TRENTON, NJ – The New Jersey Education Association today is disputing the harsh media coverage of the New Jersey public school curriculum involving some topics many parents have said are not age-appropriate for younger children.
Now, opposition to the curriculum is nothing more than “disinformation” and “hateful rhetoric” by the NJEA. Worse, if you oppose the curriculum, you are endangering the safety and mental health of New Jersey’s children.
“Politically motivated special-interest organizations and partisan politicians are actively spreading false information pertaining to New Jersey’s Comprehensive Health and Physical Education Standards, which were revised and adopted by the State Board of Education in 2020,” the NJEA said. “These bad actors are intentionally and falsely claiming that New Jersey is forcing age-inappropriate curriculum on children. Not only are these claims blatantly false, but this hateful rhetoric has the potential to jeopardize the safety and mental health of New Jersey’s students.”
New Jersey legislator Holly Schepisi says the NJEA is not telling the full truth.
“The NJEA is being disingenuous at best when they say that sample lesson plans that some parents are being provided by districts are not required by the new state sex-ed standards,” said Schepisi (R-39). “The simple fact is that there are only a handful of teaching resources that have been made available by left-wing groups that align with and satisfy the new standards. In an effort to comply with the new curriculum requirements for this fall, local school districts will likely feel compelled to pick from the limited menu of options that are currently available, which parents are now learning contains extreme material.”
“These standards do not mandate specific instruction, but rather, provide a blueprint for local school leaders to develop appropriate curricula for students in their communities,” the NJEA continued. “These revisions to the H&PES require students to be able to demonstrate ways to to promote dignity and respect for all people.”
Schepisi pointed to samples of lesson plans produced by Advocates for Youth that parents in Westfield were provided to demonstrate how the new curriculum standards might be implemented in their school district.

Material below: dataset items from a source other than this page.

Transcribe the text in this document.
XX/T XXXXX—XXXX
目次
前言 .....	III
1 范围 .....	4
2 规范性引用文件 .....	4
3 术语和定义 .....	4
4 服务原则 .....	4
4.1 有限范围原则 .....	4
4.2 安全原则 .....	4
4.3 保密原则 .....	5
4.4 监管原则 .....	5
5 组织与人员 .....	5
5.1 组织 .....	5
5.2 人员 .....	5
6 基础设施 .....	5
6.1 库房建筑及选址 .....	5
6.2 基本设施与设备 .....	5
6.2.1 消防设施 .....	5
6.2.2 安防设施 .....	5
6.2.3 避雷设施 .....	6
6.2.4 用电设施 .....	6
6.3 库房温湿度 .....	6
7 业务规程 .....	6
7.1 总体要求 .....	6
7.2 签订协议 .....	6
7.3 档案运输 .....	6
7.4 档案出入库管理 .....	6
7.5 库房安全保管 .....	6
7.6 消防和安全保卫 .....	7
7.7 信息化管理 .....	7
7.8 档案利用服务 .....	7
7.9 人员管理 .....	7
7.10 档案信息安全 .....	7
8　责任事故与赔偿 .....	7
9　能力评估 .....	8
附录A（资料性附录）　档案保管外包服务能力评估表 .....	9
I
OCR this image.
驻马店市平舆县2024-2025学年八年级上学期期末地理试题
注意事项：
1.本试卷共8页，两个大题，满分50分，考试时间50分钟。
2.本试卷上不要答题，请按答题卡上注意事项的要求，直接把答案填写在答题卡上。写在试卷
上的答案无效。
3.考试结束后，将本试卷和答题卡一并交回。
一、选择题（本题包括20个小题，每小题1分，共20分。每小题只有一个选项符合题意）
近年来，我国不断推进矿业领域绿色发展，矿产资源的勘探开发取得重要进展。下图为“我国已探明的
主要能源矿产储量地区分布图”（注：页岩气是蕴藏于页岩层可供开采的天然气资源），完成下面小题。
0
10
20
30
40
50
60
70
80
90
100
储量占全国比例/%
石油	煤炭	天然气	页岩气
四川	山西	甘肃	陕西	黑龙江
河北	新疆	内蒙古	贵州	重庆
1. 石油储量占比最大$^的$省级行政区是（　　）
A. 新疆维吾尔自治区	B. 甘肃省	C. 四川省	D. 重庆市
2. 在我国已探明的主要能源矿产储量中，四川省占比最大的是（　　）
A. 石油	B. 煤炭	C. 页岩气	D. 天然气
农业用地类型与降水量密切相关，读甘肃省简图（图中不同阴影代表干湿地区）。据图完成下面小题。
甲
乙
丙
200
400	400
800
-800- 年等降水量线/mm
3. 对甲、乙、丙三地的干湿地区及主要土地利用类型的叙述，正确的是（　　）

A lesson on gender identity, “Pink, Blue and Purple,” advises teachers to tell children in 2nd grade and under:
“You might feel like you’re a boy even if you have body parts that some people might tell you are ‘girl’ parts. You might feel like you’re a girl even if you have body parts that some people might tell you are ‘boy’ parts.”
A lesson on puberty, “It’s All about the Hormones,” advises teachers on how to discuss puberty blockers with children by the end of 5th grade:
“These medications stop the testicles or ovaries from making testosterone or estrogen and then the young person can take the hormone for the gender they know themselves to be. For example, someone assigned female at birth but who knows inside that he’s a boy could take puberty blockers to stop their body from making estrogen, and then begin to take testosterone so their body will develop physically as a boy.”
“It’s not disinformation as the NJEA suggests to tell parents that these sample lesson and curriculum plans are likely to be adopted by school districts, which is already happening,” said Schepisi. “In fact, Montclair, where the President of the NJEA serves as Mayor, adopted the Advocates for Youth curriculum in full in 2019. It defies belief to suggest that other school districts aren’t feeling the pressure to follow the example of the NJEA President’s local school district to adopt one of the sample curriculum plans to comply with the new state standards.”
But, the NJEA says it’s just trying to teach children about sexual orientation, race, gender identity, alternative family configurations, gender expression and immigration status, but contends the media narrative is still a lie.
Schepisi said parents need to know that these new standards are mandates that school districts must follow and not merely suggestions, as evidenced by the clear language of the minutes of the State Board of Education meeting on June 3, 2020, when the new sex education requirements were adopted:
“Resolved, district boards of education shall fully comply with this resolution and shall implement the revised New Jersey Student Learning Standards for Science, Visual and Performing Arts, World Languages, and Career Readiness, Life Literacies, and Key Skills by September 2021 and Comprehensive Health and Physical Education, Social Studies, and Computer Science and Design Thinking by September 2022, align their curricula with the standards…”
“Progressive groups have been trying to incorporate their far-left ideologies into our children’s curriculum for years,” added Schepisi. “They went way too far this time, and they got caught. Instead of owning up to it, they’re saying it’s ‘disinformation’ to educate people about what they’re clearly trying to do. It’s telling that even Governor Murphy is hedging and backtracking now, which he wouldn’t do if we weren’t right.”